President Bush approved military plans to attack Afghanistan in meetings with Central Command's General Franks and other advisers on September 21 and October 2. Originally titled "Infinite Justice," the operation's code word was changed-to avoid the sensibilities of Muslims who associate the power of infinite justice with God alone-to the operational name still used for operations in Afghanistan: "Enduring Freedom."85

The plan had four phases.

  • In Phase One, the United States and its allies would move forces into the region and arrange to operate from or over neighboring countries such as Uzbekistan and Pakistan. This occurred in the weeks following 9/11, aided by overwhelming international sympathy for the United States.
  • In Phase Two, air strikes and Special Operations attacks would hit key al Qaeda and Taliban targets. In an innovative joint effort, CIA and Special Operations forces would be deployed to work together with each major Afghan faction opposed to the Taliban. The Phase Two strikes and raids began on October 7.The basing arrangements contemplated for Phase One were substantially secured-after arduous effort-by the end of that month.
  • In Phase Three, the United States would carry out "decisive operations" using all elements of national power, including ground troops, to topple the Taliban regime and eliminate al Qaeda's sanctuary in Afghanistan. Mazar-e-Sharif, in northern Afghanistan, fell to a coalition assault by Afghan and U.S. forces on November 9. Four days later the Taliban had fled from Kabul. By early December, all major cities had fallen to the coalition. On December 22, Hamid Karzai, a Pashtun leader from Kandahar, was installed as the chairman of Afghanistan's interim administration. Afghanistan had been liberated from the rule of the Taliban.

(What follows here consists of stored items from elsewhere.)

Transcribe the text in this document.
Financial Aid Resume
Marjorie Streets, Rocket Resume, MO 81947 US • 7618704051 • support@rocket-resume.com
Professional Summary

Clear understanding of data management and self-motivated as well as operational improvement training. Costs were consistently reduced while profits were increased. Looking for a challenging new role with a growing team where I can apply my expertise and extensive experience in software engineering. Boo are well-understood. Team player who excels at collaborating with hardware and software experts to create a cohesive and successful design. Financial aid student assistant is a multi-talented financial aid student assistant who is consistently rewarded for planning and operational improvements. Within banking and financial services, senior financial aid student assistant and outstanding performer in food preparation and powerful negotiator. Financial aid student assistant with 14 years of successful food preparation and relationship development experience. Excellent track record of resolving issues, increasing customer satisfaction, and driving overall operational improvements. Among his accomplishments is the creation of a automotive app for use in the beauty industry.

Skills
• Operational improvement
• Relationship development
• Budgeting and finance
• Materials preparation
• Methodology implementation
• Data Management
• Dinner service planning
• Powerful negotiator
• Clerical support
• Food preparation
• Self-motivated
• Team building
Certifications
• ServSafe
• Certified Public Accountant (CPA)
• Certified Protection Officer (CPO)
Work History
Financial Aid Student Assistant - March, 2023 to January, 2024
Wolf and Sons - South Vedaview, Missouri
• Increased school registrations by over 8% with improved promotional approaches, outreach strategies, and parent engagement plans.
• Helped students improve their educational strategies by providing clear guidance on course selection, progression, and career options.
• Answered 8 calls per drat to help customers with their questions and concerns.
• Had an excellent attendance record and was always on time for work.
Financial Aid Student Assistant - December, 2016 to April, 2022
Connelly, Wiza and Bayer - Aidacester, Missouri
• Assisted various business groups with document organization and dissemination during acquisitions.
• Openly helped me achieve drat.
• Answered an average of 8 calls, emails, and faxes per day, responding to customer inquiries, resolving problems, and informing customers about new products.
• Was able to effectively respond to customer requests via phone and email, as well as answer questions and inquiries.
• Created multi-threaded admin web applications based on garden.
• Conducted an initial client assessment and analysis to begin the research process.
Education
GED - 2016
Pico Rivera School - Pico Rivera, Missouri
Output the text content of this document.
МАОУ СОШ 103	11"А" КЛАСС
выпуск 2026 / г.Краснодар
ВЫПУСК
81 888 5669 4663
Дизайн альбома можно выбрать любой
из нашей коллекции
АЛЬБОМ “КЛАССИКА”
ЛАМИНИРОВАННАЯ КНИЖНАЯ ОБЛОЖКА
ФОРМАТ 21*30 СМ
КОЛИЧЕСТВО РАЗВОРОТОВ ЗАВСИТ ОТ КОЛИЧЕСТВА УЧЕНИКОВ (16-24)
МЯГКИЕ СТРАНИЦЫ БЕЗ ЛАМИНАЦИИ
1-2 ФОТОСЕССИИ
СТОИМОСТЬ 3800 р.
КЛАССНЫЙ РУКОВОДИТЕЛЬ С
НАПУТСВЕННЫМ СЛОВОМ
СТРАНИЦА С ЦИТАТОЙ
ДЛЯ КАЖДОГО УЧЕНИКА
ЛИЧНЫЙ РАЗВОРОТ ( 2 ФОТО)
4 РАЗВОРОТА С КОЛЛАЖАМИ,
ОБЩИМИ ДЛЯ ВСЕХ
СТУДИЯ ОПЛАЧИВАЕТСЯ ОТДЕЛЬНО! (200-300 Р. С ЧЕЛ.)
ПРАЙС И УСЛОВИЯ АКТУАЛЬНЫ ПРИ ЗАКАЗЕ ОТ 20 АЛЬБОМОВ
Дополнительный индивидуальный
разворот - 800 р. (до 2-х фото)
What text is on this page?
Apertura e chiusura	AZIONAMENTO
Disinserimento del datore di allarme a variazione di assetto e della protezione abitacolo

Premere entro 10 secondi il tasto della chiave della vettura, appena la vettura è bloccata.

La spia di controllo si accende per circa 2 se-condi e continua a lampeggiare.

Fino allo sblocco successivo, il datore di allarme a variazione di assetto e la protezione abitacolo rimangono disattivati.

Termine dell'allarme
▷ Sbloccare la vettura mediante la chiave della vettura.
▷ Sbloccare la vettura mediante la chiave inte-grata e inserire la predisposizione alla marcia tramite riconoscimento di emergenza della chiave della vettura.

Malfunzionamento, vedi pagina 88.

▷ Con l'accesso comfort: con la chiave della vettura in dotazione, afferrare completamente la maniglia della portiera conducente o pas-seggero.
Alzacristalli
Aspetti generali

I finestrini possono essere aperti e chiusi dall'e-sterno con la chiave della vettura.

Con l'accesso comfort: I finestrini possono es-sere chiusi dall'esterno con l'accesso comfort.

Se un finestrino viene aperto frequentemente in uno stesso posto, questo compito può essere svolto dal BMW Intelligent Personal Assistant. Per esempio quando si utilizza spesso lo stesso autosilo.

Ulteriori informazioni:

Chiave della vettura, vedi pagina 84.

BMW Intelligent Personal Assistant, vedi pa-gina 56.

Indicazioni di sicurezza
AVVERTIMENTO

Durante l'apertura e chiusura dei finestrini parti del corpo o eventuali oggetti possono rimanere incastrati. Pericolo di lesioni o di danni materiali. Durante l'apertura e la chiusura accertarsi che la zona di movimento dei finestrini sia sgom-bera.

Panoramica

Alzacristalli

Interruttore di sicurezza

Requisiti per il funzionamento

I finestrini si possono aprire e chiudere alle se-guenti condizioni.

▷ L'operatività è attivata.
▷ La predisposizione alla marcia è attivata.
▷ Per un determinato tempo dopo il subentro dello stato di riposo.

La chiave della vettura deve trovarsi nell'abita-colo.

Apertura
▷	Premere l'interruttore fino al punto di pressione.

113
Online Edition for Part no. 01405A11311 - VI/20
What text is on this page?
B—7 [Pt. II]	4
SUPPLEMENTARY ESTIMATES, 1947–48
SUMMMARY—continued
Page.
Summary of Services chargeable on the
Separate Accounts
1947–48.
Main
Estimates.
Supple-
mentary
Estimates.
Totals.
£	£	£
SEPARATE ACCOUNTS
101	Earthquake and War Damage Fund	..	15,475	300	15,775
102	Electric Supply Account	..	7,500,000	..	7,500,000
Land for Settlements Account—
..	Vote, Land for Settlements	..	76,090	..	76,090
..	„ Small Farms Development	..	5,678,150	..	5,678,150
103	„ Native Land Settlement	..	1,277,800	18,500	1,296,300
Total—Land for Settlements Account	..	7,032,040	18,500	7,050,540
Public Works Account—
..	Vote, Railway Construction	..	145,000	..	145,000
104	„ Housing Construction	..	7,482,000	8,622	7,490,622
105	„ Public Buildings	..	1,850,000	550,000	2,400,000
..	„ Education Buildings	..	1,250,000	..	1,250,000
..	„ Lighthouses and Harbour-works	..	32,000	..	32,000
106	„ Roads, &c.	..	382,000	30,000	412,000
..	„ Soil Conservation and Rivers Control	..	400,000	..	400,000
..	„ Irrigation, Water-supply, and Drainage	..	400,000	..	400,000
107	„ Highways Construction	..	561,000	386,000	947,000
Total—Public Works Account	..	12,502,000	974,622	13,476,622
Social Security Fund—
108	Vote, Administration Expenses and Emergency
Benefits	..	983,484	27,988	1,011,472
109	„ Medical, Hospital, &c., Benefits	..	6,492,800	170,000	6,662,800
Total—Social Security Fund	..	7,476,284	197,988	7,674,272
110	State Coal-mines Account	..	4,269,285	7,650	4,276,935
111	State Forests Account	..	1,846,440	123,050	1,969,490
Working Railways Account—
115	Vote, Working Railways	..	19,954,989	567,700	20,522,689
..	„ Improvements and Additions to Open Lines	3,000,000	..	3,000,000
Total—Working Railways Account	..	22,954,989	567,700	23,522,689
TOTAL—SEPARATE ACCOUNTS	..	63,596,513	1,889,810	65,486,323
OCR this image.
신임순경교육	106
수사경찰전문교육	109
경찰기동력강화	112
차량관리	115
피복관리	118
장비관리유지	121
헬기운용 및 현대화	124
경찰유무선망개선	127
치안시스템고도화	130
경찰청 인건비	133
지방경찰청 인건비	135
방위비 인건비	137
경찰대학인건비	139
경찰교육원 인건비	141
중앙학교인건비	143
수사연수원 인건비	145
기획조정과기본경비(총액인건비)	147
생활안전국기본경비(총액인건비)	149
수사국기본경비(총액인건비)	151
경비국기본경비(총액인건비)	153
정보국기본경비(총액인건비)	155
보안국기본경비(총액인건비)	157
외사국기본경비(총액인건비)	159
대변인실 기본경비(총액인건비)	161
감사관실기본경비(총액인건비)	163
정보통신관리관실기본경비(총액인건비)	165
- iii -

In December 2001, Afghan forces, with limited U.S. support, engaged al Qaeda elements in a cave complex called Tora Bora. In March 2002, the largest engagement of the war was fought, in the mountainous Shah-i-Kot area south of Gardez, against a large force of al Qaeda jihadists. The three-week battle was substantially successful, and almost all remaining al Qaeda forces took refuge in Pakistan's equally mountainous and lightly governed frontier provinces. As of July 2004, Bin Ladin and Zawahiri are still believed to be at large.

  • In Phase Four, civilian and military operations turned to the indefinite task of what the armed forces call "security and stability operations."

Within about two months of the start of combat operations, several hundred CIA operatives and Special Forces soldiers, backed by the striking power of U.S. aircraft and a much larger infrastructure of intelligence and support efforts, had combined with Afghan militias and a small number of other coalition soldiers to destroy the Taliban regime and disrupt al Qaeda. They had killed or captured about a quarter of the enemy's known leaders. Mohammed Atef, al Qaeda's military commander and a principal figure in the 9/11 plot, had been killed by a U.S. air strike. According to a senior CIA officer who helped devise the overall strategy, the CIA provided intelligence, experience, cash, covert action capabilities, and entrée to tribal allies. In turn, the U.S. military offered combat expertise, firepower, logistics, and communications.86 With these initial victories won by the middle of 2002, the global conflict against Islamist terrorism became a different kind of struggle.